While the US election results were music to Democrats’ ears, some of the takeaways may not be what the party expected.
Far from fulfilling the Democrats’ expectations, this election undermined assumptions the party had made based on race and gender. The prevailing narrative, over the last few years, has been that Donald Trump’s power base was white and male.
But exit poll data from this year’s election call that into question – and suggests that, at best, it was naïve to tar all Trump supporters with the same brush.
Polls showed that while most Black men supported president-elect Joe Biden, his level of support from Black male voters was significantly lower than it was for Barack Obama in 2008 and 2012 – signalling a shift towards Trump.
While the shift may be unexpected, it should not be viewed, as a political paradox. It was just a wrong call: the reality is that more minorities voted for Trump than for any GOP candidate since 1960.
Have identity politics had their day?
Statistics suggest that Trump’s term of office was good for some Black Americans’ employment and livelihoods. And lowering taxes, integral to the Reaganist credo of Trump’s politics, is likely to have been another key factor for swaying the working class, of all ethnicities, in Trump’s favour.
The Democrats should have been more cautious. While emphasising identity politics, they hoped that after George Floyd, Black voters would flip to Biden.
But Black Americans are far from homogenous. Scholar Thomas Sowell, an economist and social theorist, is a prominent example of a stalwart Republican who is also Black. He refuses to see Black republicanism as a paradoxical phenomenon and shuns affirmative action and racial quotas which he believes corrode the self-determination of minorities.
Sowell is unflinching in his criticism of the Democrats. In an essay published in 2010, he asserted that more Republicans than Democrats voted for the Civil Rights act.
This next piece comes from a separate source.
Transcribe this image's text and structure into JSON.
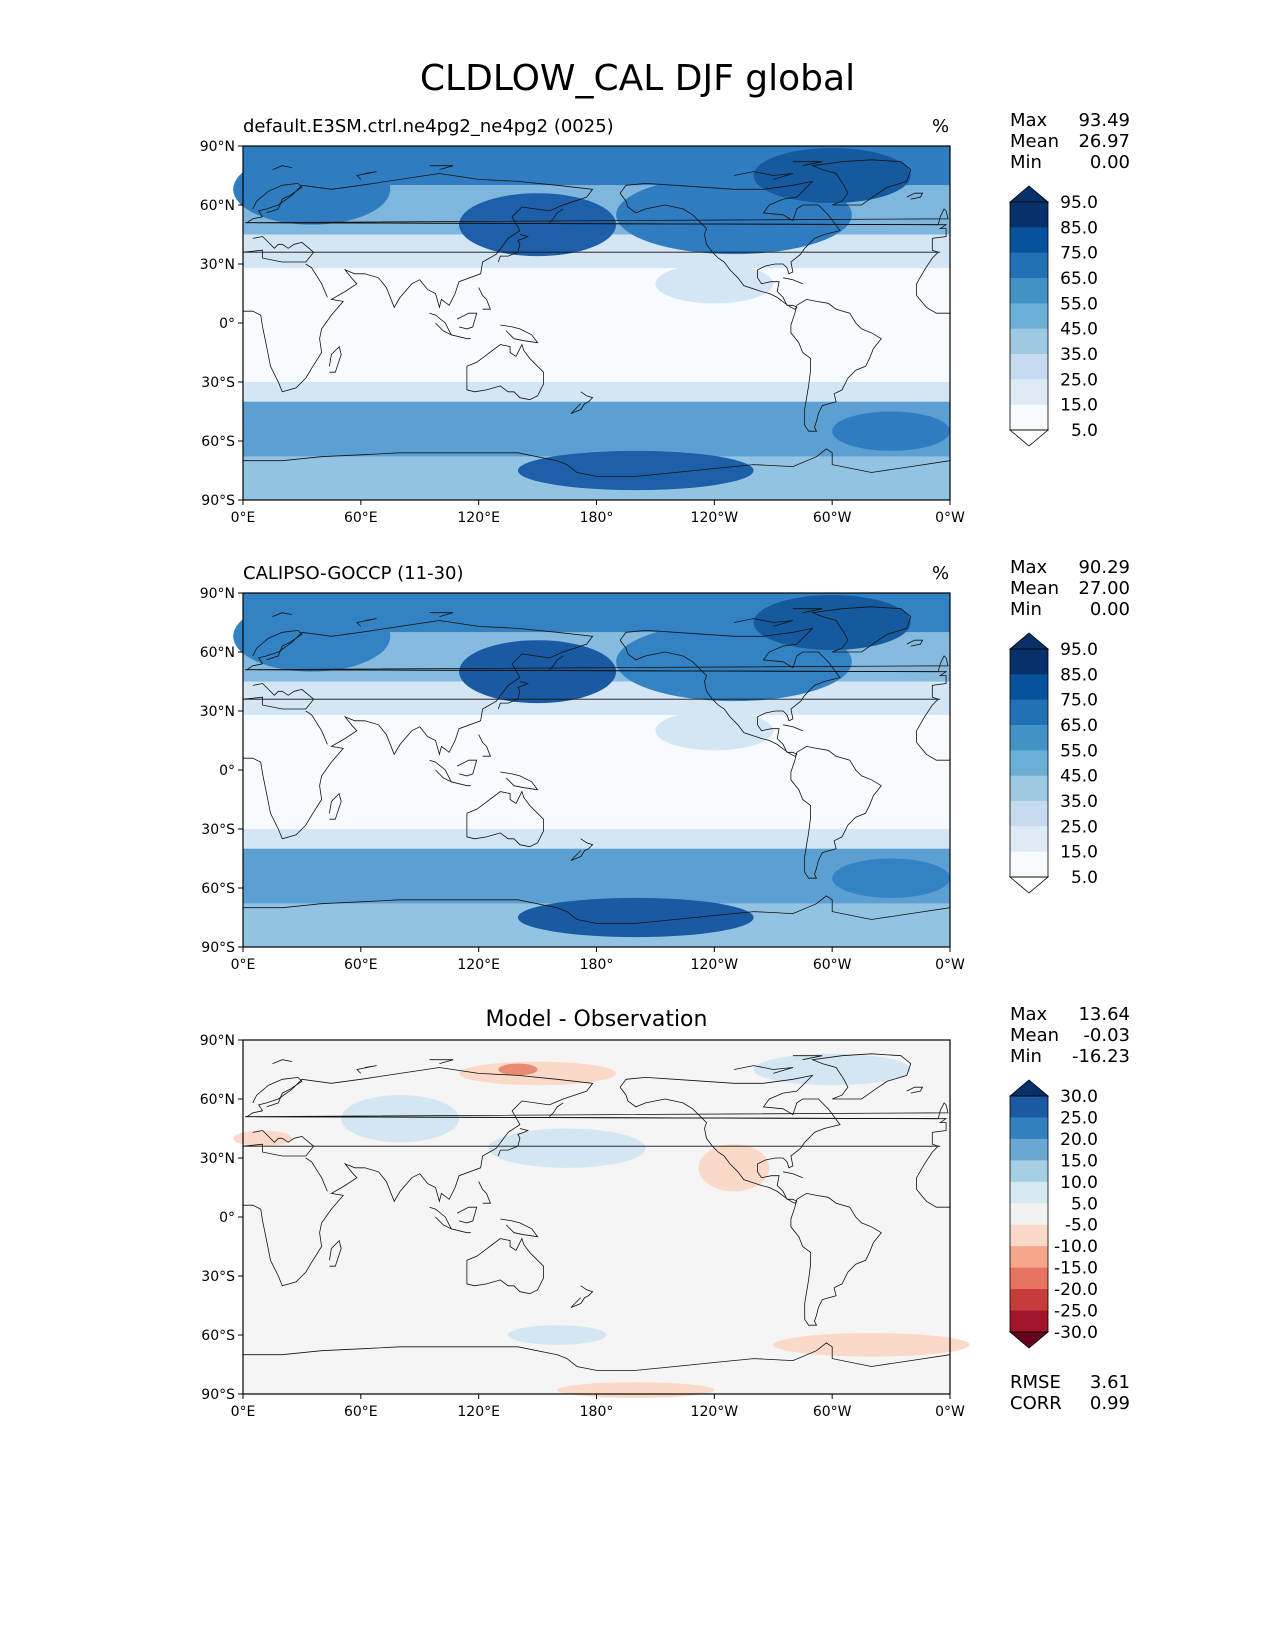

He claims it was progressives who spearheaded the eugenics movement, which later developed into “Planned Parenthood”.
A Biden victory, in Sowell’s view, will culminate in an alliance with a radical left whose rallying cry is “defunding the police”. Meanwhile, according to a recent Gallup Poll, only 19 per cent of Black Americans were on board with the idea of “defunding the police” – indeed, 20 per cent wanted increased police presence.
A deep wound
The Democrats’ labelling of Trump’s supporters as “deplorable” was an ill-judged strategy which alienated the very minorities they were courting.
When Michelle Obama tweeted, on November 7 as the results of the election became clear, “Let’s remember that tens of millions of people voted for the status quo, even when it meant supporting lies, hate, chaos, and division,” it was hardly reaching a hand.
Democrat Alexandra Ocasio-Cortez went further, asking followers on Twitter to archive the posts of Trump “sycophants”.
Meanwhile, columnist Jennifer Rubin said there was a need to “collectively, in essence, burn down the Republican party”.
The absence of respect for the 70 million citizens who cast their vote for Trump, as well as the indiscriminate labelling of Trump supporters as racist, will be a festering wound.
Donald Trump may go, but his presidency will leave a lingering message: that the Democratic Party, in its hasty attempts, to tarnish anything related to Trump, missed the realities under its nose.